KASSEL, Germany — Wintershall Dea has joined the Poseidon CCS project offshore/onshore eastern England through acquiring a 10% stake from Carbon Catalyst.

Operator Perenco and Carbon Catalyst secured the associated area under the UK’s first CO2 storage licensing round.

Poseidon, which could be operational by 2029, will offer annual storage capacity of up to 40 MM metric tons once fully developed, with the partners targeting permanent subsurface offshore of about 1 billion metric tons of CO2.

The development will connect CO2 emitters across eastern and southeast England. CO2 will be transported via the Perenco-operated Bacton gas terminal on the Norfolk coast to the offshore Poseidon storage site.

The carbon storage license area is 65 km from Bacton in the southern UK North Sea and covers the Leman gas field, offering a combination of depleted gas reservoirs and saline aquifers thought to be suitable for safe and permanent carbon storage.

Wintershall Dea now has positions in five offshore CCS licenses in three North Sea countries.
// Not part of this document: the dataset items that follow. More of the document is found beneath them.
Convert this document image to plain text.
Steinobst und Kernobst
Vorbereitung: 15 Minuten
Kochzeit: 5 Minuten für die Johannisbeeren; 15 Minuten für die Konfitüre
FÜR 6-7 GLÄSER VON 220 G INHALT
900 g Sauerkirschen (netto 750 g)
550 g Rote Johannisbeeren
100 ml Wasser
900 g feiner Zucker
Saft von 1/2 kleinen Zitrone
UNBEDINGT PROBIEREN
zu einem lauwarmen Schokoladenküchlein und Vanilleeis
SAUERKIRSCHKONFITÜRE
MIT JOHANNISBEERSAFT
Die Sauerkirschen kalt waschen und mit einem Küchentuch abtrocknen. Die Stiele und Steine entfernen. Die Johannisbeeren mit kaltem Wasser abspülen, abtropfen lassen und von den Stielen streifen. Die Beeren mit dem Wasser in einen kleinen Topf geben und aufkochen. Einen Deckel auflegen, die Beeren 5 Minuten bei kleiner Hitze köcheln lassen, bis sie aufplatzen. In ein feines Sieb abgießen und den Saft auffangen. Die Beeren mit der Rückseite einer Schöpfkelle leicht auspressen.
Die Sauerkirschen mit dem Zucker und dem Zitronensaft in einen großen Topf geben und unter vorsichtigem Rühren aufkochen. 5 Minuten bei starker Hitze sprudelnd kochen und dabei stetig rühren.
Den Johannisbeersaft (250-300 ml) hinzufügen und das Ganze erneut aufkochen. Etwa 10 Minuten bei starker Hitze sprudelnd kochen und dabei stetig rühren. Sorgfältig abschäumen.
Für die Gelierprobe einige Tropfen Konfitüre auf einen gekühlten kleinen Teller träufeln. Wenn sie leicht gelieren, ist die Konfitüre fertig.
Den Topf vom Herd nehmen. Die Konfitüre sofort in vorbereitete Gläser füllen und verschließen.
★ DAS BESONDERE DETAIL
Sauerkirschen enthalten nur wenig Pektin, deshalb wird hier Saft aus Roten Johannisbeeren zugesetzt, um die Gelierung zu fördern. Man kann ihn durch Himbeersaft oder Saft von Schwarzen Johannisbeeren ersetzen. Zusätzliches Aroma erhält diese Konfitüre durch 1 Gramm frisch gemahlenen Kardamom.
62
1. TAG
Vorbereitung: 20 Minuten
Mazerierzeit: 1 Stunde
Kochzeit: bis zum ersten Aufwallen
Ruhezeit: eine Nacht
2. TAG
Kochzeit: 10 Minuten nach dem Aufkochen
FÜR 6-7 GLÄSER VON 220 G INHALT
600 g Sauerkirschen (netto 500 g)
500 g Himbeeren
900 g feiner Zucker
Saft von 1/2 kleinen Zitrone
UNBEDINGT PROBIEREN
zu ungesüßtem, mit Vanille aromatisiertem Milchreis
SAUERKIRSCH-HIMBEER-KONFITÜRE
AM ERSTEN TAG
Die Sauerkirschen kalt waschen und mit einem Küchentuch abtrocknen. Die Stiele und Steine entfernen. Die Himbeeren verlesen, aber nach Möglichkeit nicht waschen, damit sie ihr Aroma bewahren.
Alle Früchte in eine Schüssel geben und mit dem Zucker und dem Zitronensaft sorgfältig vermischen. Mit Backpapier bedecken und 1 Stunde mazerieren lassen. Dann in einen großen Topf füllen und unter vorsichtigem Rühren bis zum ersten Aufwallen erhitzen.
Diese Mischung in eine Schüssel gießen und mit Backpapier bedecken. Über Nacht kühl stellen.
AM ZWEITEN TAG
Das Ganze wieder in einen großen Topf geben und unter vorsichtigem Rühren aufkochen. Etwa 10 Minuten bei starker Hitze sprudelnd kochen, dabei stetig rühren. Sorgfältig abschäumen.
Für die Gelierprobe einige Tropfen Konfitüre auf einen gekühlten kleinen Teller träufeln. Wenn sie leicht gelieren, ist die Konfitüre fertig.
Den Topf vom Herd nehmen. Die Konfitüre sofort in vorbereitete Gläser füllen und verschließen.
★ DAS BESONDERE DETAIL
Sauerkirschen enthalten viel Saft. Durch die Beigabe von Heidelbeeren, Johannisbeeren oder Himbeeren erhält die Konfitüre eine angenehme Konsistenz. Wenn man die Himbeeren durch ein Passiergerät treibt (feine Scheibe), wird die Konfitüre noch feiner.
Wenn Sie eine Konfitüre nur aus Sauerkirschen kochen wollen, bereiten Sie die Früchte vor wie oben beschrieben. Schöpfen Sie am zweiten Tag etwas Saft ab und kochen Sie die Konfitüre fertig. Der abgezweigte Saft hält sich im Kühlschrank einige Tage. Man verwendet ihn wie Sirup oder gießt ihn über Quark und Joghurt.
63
Via the BlueHyNow and CO2nnectNow projects, the company is a participant in the Energy Hub Wilhelmshaven development on the German North Sea coast.

In collaboration with Equinor, it plans to develop the NOR-GE pipeline to connect continental European industry clusters with CO2 storage sites in the North Sea.

And as a member of the Ineos-led Greensand consortium, the company participated in the pilot injection this March of the first volumes of CO2 delivered from a Belgian emitter for storage in the depleted Nini West oil field in the Danish North Sea.